Acute Respiratory Distress Syndrome; A Review of Recent Updates and a Glance into the Future

Diagnostics 2023, 13(9), 1528; https://doi.org/10.3390/diagnostics13091528
by Husayn F. Ramji 1,2, Maida Hafiz 3, Hiba Hammad Altaq 4, Syed Talal Hussain 4,* and Fawad Chaudry 4
Reviewer 2:
Diagnostics 2023, 13(9), 1528; https://doi.org/10.3390/diagnostics13091528
Submission received: 17 March 2023 / Revised: 14 April 2023 / Accepted: 15 April 2023 / Published: 24 April 2023
(This article belongs to the Special Issue What’s New in Acute Respiratory Distress Syndrome)

Round 1

Reviewer 1 Report

Review report
      The review article entitled “Acute Respiratory Distress Syndrome; A review of recent updates and a glance into the future” has been prepared in a scientific manner and easy to understand.
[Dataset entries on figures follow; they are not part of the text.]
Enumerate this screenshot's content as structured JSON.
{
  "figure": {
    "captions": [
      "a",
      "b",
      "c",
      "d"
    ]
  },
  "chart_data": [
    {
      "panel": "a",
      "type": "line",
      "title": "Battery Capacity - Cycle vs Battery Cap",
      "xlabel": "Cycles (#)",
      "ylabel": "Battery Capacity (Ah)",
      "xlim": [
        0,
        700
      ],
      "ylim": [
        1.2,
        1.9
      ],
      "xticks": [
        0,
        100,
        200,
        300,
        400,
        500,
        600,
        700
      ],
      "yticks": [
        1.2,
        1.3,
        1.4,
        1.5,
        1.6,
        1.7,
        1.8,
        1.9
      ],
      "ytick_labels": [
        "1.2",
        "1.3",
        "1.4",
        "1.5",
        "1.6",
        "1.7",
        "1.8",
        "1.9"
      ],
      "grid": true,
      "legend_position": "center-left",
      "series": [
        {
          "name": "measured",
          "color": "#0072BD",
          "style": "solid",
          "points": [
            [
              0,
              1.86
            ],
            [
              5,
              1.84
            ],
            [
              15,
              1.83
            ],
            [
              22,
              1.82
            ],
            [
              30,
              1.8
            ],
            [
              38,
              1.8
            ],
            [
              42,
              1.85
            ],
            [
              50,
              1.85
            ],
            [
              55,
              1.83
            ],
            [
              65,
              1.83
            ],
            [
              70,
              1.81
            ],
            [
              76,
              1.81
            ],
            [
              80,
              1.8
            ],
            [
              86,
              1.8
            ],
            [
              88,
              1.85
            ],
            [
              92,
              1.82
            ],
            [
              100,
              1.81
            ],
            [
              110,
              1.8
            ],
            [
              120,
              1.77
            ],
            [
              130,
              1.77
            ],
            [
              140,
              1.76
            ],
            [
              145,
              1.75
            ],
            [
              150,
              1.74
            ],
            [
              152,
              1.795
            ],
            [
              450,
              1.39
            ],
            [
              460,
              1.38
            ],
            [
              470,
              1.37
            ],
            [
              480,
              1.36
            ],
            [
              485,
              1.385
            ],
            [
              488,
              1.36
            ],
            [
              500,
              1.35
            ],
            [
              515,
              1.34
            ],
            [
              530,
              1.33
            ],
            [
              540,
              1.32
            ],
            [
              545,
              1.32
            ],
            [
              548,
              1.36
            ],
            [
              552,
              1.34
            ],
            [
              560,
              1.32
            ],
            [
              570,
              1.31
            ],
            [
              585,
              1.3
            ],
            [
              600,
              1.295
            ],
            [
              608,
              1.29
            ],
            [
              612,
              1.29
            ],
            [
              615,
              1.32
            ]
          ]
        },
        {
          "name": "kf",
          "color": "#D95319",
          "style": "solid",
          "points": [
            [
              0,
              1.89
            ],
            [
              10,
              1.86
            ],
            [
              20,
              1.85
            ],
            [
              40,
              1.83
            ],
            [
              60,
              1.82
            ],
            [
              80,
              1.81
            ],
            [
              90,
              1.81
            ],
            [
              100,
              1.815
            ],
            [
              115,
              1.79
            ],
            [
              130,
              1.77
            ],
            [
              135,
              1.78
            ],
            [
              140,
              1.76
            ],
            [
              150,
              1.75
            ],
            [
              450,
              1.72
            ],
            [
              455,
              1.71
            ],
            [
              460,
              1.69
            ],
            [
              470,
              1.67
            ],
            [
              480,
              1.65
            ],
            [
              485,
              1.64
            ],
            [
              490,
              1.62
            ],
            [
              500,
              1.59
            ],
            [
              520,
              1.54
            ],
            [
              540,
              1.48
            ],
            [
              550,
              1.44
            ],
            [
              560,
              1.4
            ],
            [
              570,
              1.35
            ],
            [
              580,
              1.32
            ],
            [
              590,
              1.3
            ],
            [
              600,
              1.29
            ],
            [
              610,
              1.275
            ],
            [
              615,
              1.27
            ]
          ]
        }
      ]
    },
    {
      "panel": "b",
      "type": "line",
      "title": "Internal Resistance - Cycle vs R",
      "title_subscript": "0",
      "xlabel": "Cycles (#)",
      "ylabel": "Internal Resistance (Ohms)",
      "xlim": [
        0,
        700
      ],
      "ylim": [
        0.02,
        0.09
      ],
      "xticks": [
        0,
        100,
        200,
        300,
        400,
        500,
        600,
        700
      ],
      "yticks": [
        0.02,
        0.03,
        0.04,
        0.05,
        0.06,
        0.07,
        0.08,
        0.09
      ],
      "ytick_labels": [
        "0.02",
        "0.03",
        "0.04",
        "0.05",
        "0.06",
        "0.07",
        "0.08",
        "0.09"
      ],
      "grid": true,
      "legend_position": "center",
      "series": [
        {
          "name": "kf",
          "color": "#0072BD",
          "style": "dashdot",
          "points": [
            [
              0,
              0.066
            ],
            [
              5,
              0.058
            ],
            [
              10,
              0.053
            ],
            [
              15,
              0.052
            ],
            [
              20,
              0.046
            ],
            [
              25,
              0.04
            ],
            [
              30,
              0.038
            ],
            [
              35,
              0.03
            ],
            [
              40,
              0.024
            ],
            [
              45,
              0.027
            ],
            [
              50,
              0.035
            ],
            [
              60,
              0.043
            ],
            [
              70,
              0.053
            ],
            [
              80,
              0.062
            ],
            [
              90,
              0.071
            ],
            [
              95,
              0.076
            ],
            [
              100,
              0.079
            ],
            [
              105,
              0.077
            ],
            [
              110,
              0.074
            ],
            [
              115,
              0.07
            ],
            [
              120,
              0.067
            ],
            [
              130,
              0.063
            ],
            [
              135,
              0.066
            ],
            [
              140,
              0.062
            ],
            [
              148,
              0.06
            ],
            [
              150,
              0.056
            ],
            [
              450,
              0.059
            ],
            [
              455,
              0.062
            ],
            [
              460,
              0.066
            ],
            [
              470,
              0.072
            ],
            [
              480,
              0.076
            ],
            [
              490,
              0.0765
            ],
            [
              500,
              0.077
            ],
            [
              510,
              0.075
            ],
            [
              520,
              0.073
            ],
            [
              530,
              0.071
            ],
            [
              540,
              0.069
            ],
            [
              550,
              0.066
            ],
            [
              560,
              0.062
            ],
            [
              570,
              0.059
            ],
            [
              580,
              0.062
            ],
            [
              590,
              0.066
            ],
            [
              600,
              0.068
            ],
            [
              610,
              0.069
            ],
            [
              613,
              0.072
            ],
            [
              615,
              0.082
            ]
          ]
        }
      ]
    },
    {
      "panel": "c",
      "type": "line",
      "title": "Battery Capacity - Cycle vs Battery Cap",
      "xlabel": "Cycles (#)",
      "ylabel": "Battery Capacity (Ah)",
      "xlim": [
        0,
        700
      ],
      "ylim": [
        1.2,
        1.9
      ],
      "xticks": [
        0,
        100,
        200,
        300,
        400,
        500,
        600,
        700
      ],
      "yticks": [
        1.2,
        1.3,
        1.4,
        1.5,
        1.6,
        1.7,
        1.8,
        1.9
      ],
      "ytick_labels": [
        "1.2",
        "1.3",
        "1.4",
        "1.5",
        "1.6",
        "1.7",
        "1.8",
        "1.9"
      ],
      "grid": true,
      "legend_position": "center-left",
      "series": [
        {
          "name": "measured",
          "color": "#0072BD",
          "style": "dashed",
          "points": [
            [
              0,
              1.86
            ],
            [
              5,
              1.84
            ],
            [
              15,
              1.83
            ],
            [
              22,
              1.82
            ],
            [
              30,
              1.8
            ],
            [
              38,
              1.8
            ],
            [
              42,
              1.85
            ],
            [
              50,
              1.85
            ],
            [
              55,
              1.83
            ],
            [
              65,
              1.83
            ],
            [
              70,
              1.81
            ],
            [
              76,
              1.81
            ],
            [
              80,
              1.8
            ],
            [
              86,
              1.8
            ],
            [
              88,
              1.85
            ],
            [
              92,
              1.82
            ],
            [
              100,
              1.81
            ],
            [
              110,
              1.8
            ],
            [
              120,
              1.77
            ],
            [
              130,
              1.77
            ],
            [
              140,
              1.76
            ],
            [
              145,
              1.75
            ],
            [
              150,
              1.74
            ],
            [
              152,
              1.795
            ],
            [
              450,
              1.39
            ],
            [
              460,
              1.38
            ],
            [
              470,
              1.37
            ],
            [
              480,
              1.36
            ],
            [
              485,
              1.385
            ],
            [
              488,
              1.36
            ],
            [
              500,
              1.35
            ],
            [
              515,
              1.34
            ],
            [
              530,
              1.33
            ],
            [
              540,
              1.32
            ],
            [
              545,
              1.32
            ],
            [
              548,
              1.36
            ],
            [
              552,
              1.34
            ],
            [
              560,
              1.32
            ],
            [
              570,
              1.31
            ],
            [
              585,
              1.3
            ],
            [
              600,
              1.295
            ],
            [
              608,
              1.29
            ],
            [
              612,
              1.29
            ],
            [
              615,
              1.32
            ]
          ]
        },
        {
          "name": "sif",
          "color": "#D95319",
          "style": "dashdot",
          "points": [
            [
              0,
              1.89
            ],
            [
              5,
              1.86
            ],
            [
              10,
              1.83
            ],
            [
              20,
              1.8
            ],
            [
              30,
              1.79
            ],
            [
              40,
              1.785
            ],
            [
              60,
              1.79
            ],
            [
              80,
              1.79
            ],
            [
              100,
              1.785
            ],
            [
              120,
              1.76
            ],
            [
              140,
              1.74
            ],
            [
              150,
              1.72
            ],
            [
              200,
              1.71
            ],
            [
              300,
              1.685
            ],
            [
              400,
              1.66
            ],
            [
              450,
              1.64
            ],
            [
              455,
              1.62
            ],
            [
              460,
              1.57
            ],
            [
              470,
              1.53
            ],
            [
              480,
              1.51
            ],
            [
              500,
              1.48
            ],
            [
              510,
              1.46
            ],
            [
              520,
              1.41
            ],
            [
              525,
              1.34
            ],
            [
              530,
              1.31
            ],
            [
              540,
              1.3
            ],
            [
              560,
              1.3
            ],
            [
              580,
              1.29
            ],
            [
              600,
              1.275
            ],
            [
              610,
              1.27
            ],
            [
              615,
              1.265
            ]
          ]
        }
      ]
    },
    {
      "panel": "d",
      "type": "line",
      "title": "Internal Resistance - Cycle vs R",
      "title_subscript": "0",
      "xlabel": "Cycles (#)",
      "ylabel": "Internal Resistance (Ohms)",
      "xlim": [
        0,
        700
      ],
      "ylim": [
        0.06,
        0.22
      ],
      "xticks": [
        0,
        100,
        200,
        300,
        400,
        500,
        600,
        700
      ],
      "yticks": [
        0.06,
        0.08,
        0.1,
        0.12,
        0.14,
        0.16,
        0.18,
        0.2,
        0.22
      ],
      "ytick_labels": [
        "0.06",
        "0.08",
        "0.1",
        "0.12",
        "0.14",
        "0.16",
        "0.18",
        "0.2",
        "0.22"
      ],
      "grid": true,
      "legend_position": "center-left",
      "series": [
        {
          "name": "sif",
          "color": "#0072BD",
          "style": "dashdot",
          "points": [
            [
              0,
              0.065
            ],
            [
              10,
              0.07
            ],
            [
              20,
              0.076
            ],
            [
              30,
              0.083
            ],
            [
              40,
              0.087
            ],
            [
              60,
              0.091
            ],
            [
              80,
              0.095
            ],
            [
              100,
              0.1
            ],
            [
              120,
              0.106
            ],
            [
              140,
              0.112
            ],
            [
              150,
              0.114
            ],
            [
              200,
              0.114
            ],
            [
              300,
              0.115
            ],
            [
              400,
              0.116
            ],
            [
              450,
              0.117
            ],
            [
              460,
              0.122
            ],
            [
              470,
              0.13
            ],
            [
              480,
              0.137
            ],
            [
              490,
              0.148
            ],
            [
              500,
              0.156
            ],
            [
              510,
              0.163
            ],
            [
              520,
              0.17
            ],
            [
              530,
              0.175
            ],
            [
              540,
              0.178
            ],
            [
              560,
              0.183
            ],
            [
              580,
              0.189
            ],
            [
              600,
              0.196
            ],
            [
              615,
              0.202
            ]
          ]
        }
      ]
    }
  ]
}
However, some minor edits could improve the quality and coverage of the article.

1-    Since some of the affiliation addresses of authors are same, it could be unified. Also the title of authors would not be posted with the name.
2-    Metabolomics, immunological, herbal medicine and epigenetic aspects were not sufficiently covered through the manuscript in the pathogenesis or in pharmacotherapy sections. Suggest adding some more details from the recent articles.
3-    Add section to the manuscript to address the role of gut-lung-axis microbiome and its metabolites on progress of ARDS and how could be therapeutic.
4-    How the misuse of antibiotics and other medications affect the progress of ARDS was not mentioned in the article.

Author Response

We would like to thank the reviewer for the valuable feed back.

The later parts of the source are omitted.